Raisuddin Ahmad, a resident of New Delhi, India’s political capital is a common uneducated Indian. He is a supporter of Shri Narendra Modi’s Digital India. By the mandate of the ruling Government, he has a bank account and ATM card of Oriental Bank of Commerce and linked his Aadhar Card with his bank account.
In the evening at 5:10 pm on the 4th of September 2017, he received a call from +91 8407852507 (which is registered in the name of Aniket Sharma from Bihar, according True-caller). The caller on the other line claimed that he was calling from Mumbai, ATM Card Department. The caller warned the victim that 4th of September was the expiration date of his ATM card which was the same day of the conversation. Howver, exprisation date of his card is 4 September 2023. The caller asked to share all details of the card so that the officer could renew his card. He added that if it was not told today, his card will expire permanently and to renew it again, he will have to pay INR 2850. Since this is big amount for a daily wager, he got afraid of paying that hefty amount and he shared all the information.
Listen to the complete conversation
He had INR 7,000 in his bank account which his son recently transferred after getting his salary. After the call all his money from the bank account was transferred. He filed a police complain in a police station in New Delhi and even requested his Bank branch to help but received no help. He does not know how to complain to the cyber cell of Delhi Police and hence he is repenting what happened and trying his best to forget the crime that just took place.
This reflects the horrific and scary picture of India’s Digital India. Cybercrime is not a future threat; it is a reality which is very threatening. Indian police forces are ill-equipped to handle such cyber-crimes. Even Banks are not prepared to handle such crimes and neither have they properly educated citizens about the consequences of such events happening.
The way cyber theft and cybercrime has pervaded the online landscape of India, it has left the common people very insecure about their assets. As per the Indian Computer Emergency Response Team (CERT-In), between January to June this year, 27,482 cases of cybercrime were reported. The scope of cybercrimes in India include ransom ware, malicious code or virus, defacements, site intrusions, probing or scanning, phishing and denial-of-service attacks.
It often happens that calls from supposedly banks come to less educate or illiterate people asking for their banking details which is then utilized to siphon away the money parked in their accounts. The Policy Times exposes the fraudulent phone call that siphoned away all the money of the victim who in this case is Raisuddin Ahmad. You will notice the jugular words and cajoling of the perpetrator.
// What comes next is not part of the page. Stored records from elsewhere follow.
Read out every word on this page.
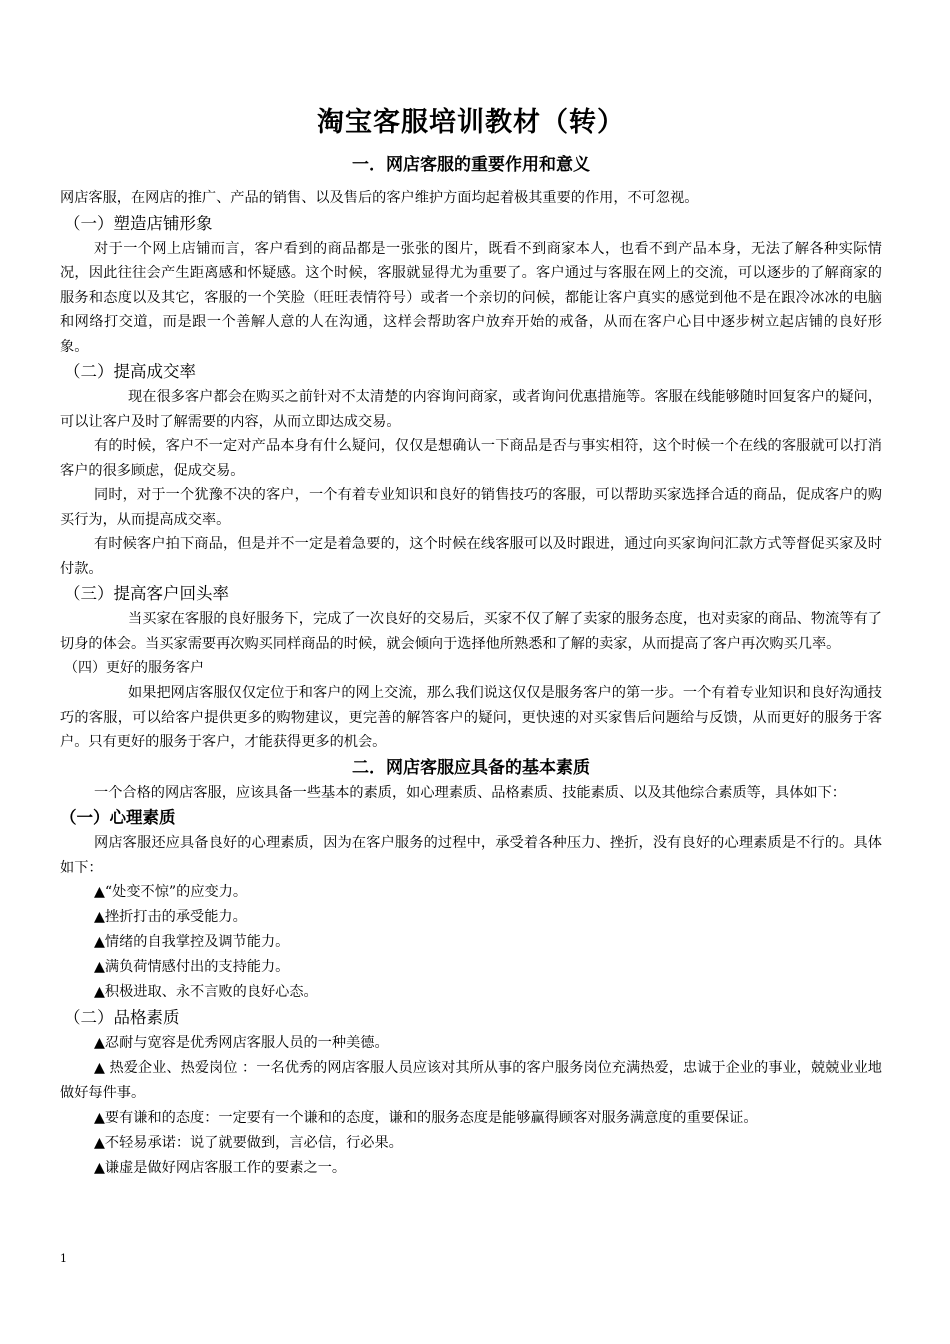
淘宝客服培训教材（转）
一．网店客服的重要作用和意义

网店客服，在网店的推广、产品的销售、以及售后的客户维护方面均起着极其重要的作用，不可忽视。

（一）塑造店铺形象

对于一个网上店铺而言，客户看到的商品都是一张张的图片，既看不到商家本人，也看不到产品本身，无法了解各种实际情况，因此往往会产生距离感和怀疑感。这个时候，客服就显得尤为重要了。客户通过与客服在网上的交流，可以逐步的了解商家的服务和态度以及其它，客服的一个笑脸（旺旺表情符号）或者一个亲切的问候，都能让客户真实的感觉到他不是在跟冷冰冰的电脑和网络打交道，而是跟一个善解人意的人在沟通，这样会帮助客户放弃开始的戒备，从而在客户心目中逐步树立起店铺的良好形象。

（二）提高成交率

现在很多客户都会在购买之前针对不太清楚的内容询问商家，或者询问优惠措施等。客服在线能够随时回复客户的疑问，可以让客户及时了解需要的内容，从而立即达成交易。

有的时候，客户不一定对产品本身有什么疑问，仅仅是想确认一下商品是否与事实相符，这个时候一个在线的客服就可以打消客户的很多顾虑，促成交易。

同时，对于一个犹豫不决的客户，一个有着专业知识和良好的销售技巧的客服，可以帮助买家选择合适的商品，促成客户的购买行为，从而提高成交率。

有时候客户拍下商品，但是并不一定是着急要的，这个时候在线客服可以及时跟进，通过向买家询问汇款方式等督促买家及时付款。

（三）提高客户回头率

当买家在客服的良好服务下，完成了一次良好的交易后，买家不仅了解了卖家的服务态度，也对卖家的商品、物流等有了切身的体会。当买家需要再次购买同样商品的时候，就会倾向于选择他所熟悉和了解的卖家，从而提高了客户再次购买几率。

（四）更好的服务客户

如果把网店客服仅仅定位于和客户的网上交流，那么我们说这仅仅是服务客户的第一步。一个有着专业知识和良好沟通技巧的客服，可以给客户提供更多的购物建议，更完善的解答客户的疑问，更快速的对买家售后问题给与反馈，从而更好的服务于客户。只有更好的服务于客户，才能获得更多的机会。

二．网店客服应具备的基本素质

一个合格的网店客服，应该具备一些基本的素质，如心理素质、品格素质、技能素质、以及其他综合素质等，具体如下：

（一）心理素质

网店客服还应具备良好的心理素质，因为在客户服务的过程中，承受着各种压力、挫折，没有良好的心理素质是不行的。具体如下：

▲“处变不惊”的应变力。

▲挫折打击的承受能力。

▲情绪的自我掌控及调节能力。

▲满负荷情感付出的支持能力。

▲积极进取、永不言败的良好心态。

（二）品格素质

▲忍耐与宽容是优秀网店客服人员的一种美德。

▲ 热爱企业、热爱岗位 ：一名优秀的网店客服人员应该对其所从事的客户服务岗位充满热爱，忠诚于企业的事业，兢兢业业地做好每件事。

▲要有谦和的态度：一定要有一个谦和的态度，谦和的服务态度是能够赢得顾客对服务满意度的重要保证。

▲不轻易承诺：说了就要做到，言必信，行必果。

▲谦虚是做好网店客服工作的要素之一。

1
The rate of cybercrime in India is astonishingly one in every 10 minutes, from the beginning of 2017 to the end of June 2017. This rate is higher than the crime rate reported in 2016, which is one in every 12 minutes.
Over the past three-and-a-half years, cybercrime in India amounted to 1.71 lakh cases. This year, so far the number of cybercrime cases has touched 127,482 making it likely that extra 50,000 cases will be amounted compared to 2016.
Mirza Faizan Asad, a cybercrime expert said, “It is not just enough to make efforts at the government level, which is, in some sense happening, but cybercrime affects hundreds of individual systems and firms, all of whom need to be ready with specialised teams.”
Under such circumstances, the Narendra Modi’s dream of a digital India is a very risky proposition. With ineffective IT infrastructure, poor monitoring and controlling facilities, inadequate security from the law enforcement agencies; the common people are increasingly vulnerable to fall prey to cybercrime and cyber theft. For example, online banking such as net banking makes a common man vulnerable of losing his life savings. With this kind loose checks and balances in places, how can the government aggressively pursue the Digital India bandwagon?
The ransom ware attacks are particularly in vogue now, being added to previously existing defacement and phishing crimes. Between 2013 and 2016, data analyses show that network probing and scanning – considered as the first step in detecting systems vulnerabilities so as to steal the sensitive data – comprised of 6.7% of all cases whilst malware and virus accounted for 17.2%.
With ineffective IT infrastructure, poor monitoring and controlling facilities, inadequate security from the law enforcement agencies, the common people are increasingly vulnerable to fall prey to the notorious and dangerous world of cyber-crime and cyber theft.